Nixon graduated from Hunter College High School, and made theatrical history while a freshman at Barnard College in 1984, simultaneously appearing in two hit Broadway plays directed by Mike Nichols. The two theaters were just two blocks apart and Nixon's roles were both short, so she could run from one to the other. That year's Oscar-winning Best Picture Amadeus, directed by Milos Forman, also featured her in a brief role as Mozart's young servant-girl.
Nixon was a founding member of the theatrical troupe The Drama Dept.

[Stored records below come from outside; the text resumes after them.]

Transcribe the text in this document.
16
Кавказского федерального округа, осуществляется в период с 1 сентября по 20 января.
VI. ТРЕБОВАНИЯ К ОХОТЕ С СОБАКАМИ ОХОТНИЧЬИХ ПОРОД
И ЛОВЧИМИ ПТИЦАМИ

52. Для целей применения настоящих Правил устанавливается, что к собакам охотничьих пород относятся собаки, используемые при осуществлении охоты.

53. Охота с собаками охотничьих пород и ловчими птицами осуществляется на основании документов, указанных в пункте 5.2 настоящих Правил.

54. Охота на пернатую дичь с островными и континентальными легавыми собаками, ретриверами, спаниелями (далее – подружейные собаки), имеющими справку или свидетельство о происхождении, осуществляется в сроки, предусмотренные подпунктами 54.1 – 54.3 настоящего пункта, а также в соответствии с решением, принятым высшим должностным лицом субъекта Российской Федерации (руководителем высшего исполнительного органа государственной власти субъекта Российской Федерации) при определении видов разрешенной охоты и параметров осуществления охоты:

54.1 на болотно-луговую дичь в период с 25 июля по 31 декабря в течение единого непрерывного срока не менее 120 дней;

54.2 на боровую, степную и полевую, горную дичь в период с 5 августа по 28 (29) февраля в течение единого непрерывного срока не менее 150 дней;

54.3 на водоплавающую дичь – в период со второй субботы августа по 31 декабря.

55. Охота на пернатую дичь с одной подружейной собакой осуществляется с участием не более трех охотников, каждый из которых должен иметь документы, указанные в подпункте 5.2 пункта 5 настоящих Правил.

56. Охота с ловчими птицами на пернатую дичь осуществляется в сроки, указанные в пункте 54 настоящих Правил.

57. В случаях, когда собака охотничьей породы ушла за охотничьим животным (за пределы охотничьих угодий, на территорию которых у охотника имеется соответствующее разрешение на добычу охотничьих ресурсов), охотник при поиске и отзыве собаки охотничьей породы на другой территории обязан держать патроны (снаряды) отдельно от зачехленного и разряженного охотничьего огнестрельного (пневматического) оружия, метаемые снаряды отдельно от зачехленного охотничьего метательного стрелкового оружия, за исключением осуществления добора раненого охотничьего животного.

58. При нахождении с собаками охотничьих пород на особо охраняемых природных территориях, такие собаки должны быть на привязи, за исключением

She raised her profile significantly as one of the four regulars of HBO's successful comedy Sex and the City (1998-2004), as the no-nonsense lawyer Miranda in support of series star Sarah Jessica Parker. After Emmy nominations as Outstanding Supporting Actress in a Comedy Series in 2002 and 2003, Nixon took home the trophy in 2004 for the series' final season. The immense popularity of the series led Nixon to enjoy her first leading role in a feature.
In 2006, Nixon won the Tony Award for Best Actress in a Leading Role (Play) for David Lindsay-Abaire's Pulitzer Prize-winning drama Rabbit Hole. In 2008, she revived her role as Miranda Hobbes in Sex and the City feature film, directed by HBO executive producer Michael Patrick King and co-starring the cast of the original series.
Nixon has two children, daughter Samantha (b. 1996) and son Charles Ezekiel (b. 2002), with Danny Mozes, an English professor, with whom she had a relationship from 1988 to 2003.
Nixon began dating education activist Christine Marinoni in January 2004; media reports of the relationship started surfacing in September of the same year. In February 2005, the New York Post and other sources reported that Nixon had moved to Brooklyn to live with Marinoni.
Discussing her relationship in an interview in New York Magazine in 2006, Nixon stated that she never felt any struggle with her sexuality:
"I never felt like there was an unconscious part of me around that woke up or that came out of the closet; there wasn't a struggle, there wasn't an attempt to suppress. I met this woman, I fell in love with her, and I'm a public figure."
In an interview in May 2007, she said.
"In terms of sexual orientation I don't really feel I've changed... I'd been with men all my life, and I'd never fallen in love with a woman. But when I did, it didn't seem so strange. I'm just a woman in love with another woman."
In March 2008, Fox News reported that Nixon has been in a relationship with Marinoni since 2003.
In April 2008, she received an award from the Point Foundation, which provides scholarships to gay students in the U.S., for being a role model for young gay people.
In an interview with Good Morning America that aired on April 15, 2008, Cynthia Nixon announced for the first time that she battled breast cancer, after being diagnosed during a routine mammogram in October, 2006. Initially she did not go public because of the stigma involved, but since then, she not only has openly admitted that she had cancer, she has become a breast cancer activist and was able to convince the head of NBC to air her breast cancer special in primetime.
In 2008, she began to serve as Ambassador for Susan G. Komen for the Cure.